Information for the public
Some treatments may not be suitable for you, depending on your exact circumstances. If you have questions about specific treatments and options covered in this information, please talk to a member of your cardiac team.
Over the course of your treatment you will be offered a number of different drugs to 'thin' your blood and make it less likely to form blood clots. Some of these will be tablets that you will carry on taking after leaving hospital. Others will be given by drip while you are in hospital. Before offering you any drug, your cardiac team will carefully consider the likely benefits and balance these against any possible side effects.
As soon as a diagnosis of unstable angina or NSTEMI has been made, you will be offered aspirin (an antiplatelet drug) unless there are reasons why you cannot take it. You will be advised to take aspirin indefinitely. If you are allergic to aspirin, you may be offered another antiplatelet drug.
You will also be offered an injection of another type of 'blood-thinning' drug (an antithrombin). This will probably be fondaparinux, but may be heparin if you are likely to have certain tests within the next 24 hours. If you have kidney problems, low body weight, or you are an older person, you may be offered another antithrombin.

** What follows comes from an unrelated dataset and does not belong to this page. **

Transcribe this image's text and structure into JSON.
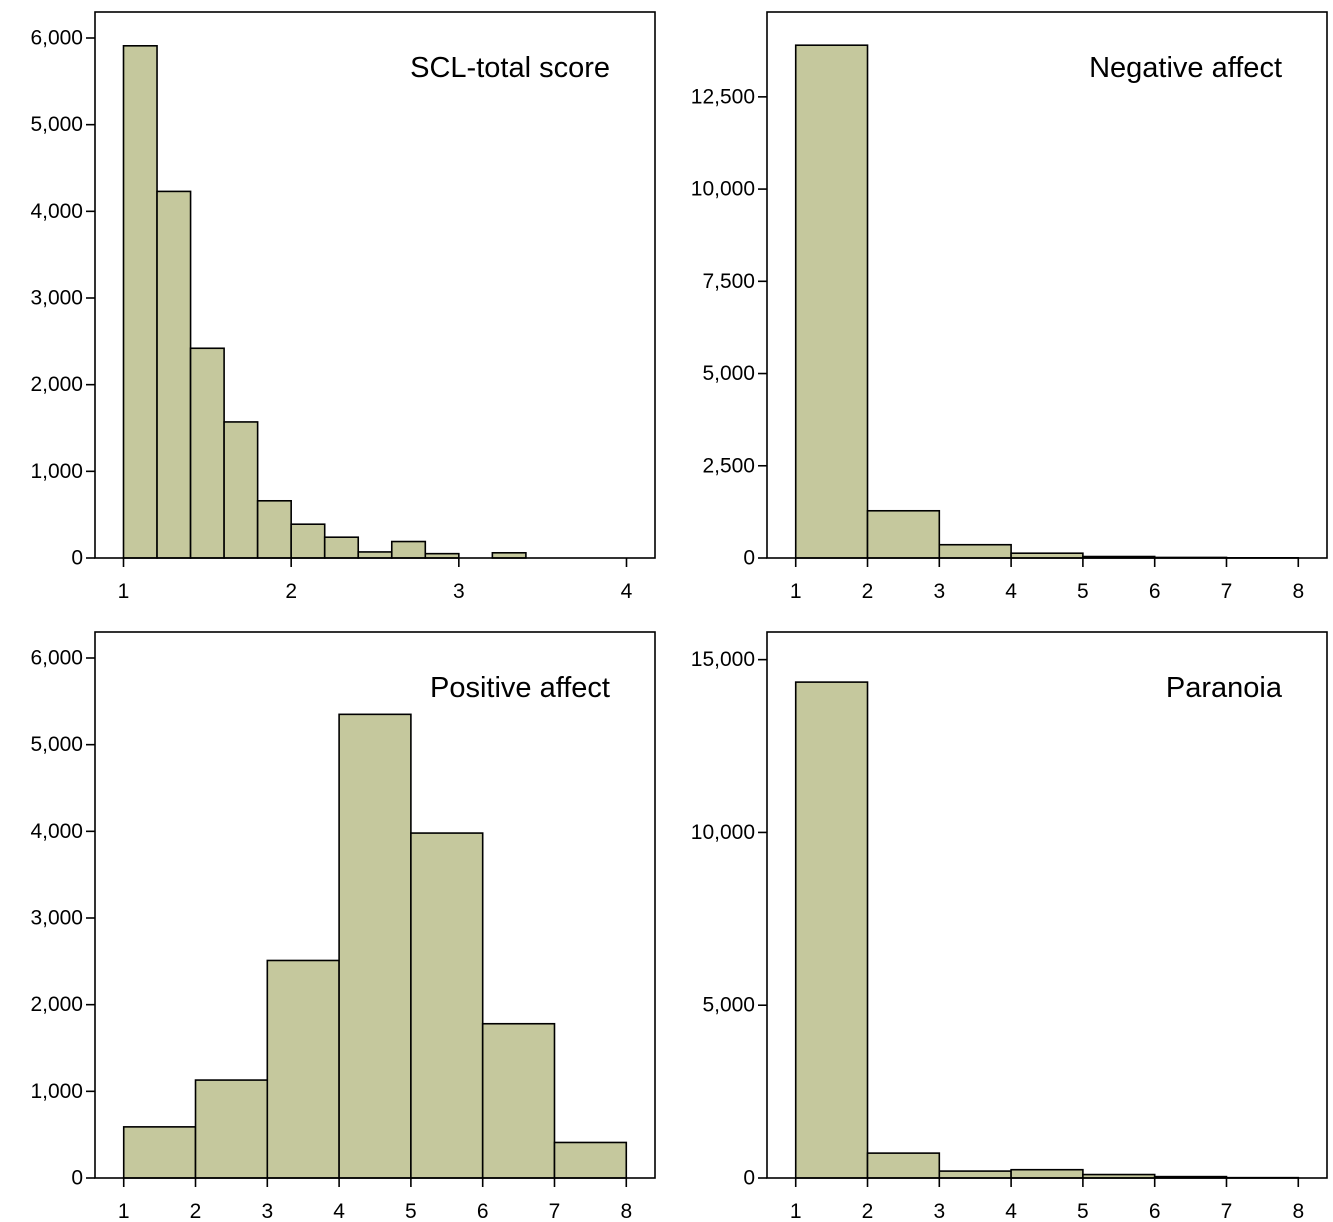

When considering further treatments your cardiac team will balance the likely benefits against the risks of the treatment. They will consider several factors that indicate how likely you are to have more serious heart problems in the future and how well you are likely to cope with the treatments. These factors include your age, whether you've had a heart attack or heart surgery in the past, your blood pressure and heart rate, your ECG pattern, and the results of blood tests.
The team will offer you clear information about the risks and benefits of any treatments. They will discuss this with you to help you make a choice.
Questions you might like to ask about possible treatments
Why have you decided to offer me this type of treatment?
What are the risks and benefits of this treatment?
What will the treatment involve?
How will the treatment help me? What effect will it have on my symptoms and everyday life? What sort of improvements might I expect? Will it make me live longer?
Why have you given me a higher first dose of a drug and then a lower one to carry on with?
What are my options for treatments other than the recommended treatment?
Can you give me a leaflet about the treatment?
If you are given clopidogrel, you may be given a card. This will remind you to consult a doctor about how long you should carry on taking clopidogrel.
Your cardiac team will probably offer you another antiplatelet drug called clopidogrel to take as well as aspirin. You will be advised to take clopidogrel for 12 months.
If the team think you will benefit, you may also be offered another type of antiplatelet drug called a glycoprotein IIb/IIIa inhibitor by drip, or another antithrombin called bivalirudin instead of heparin.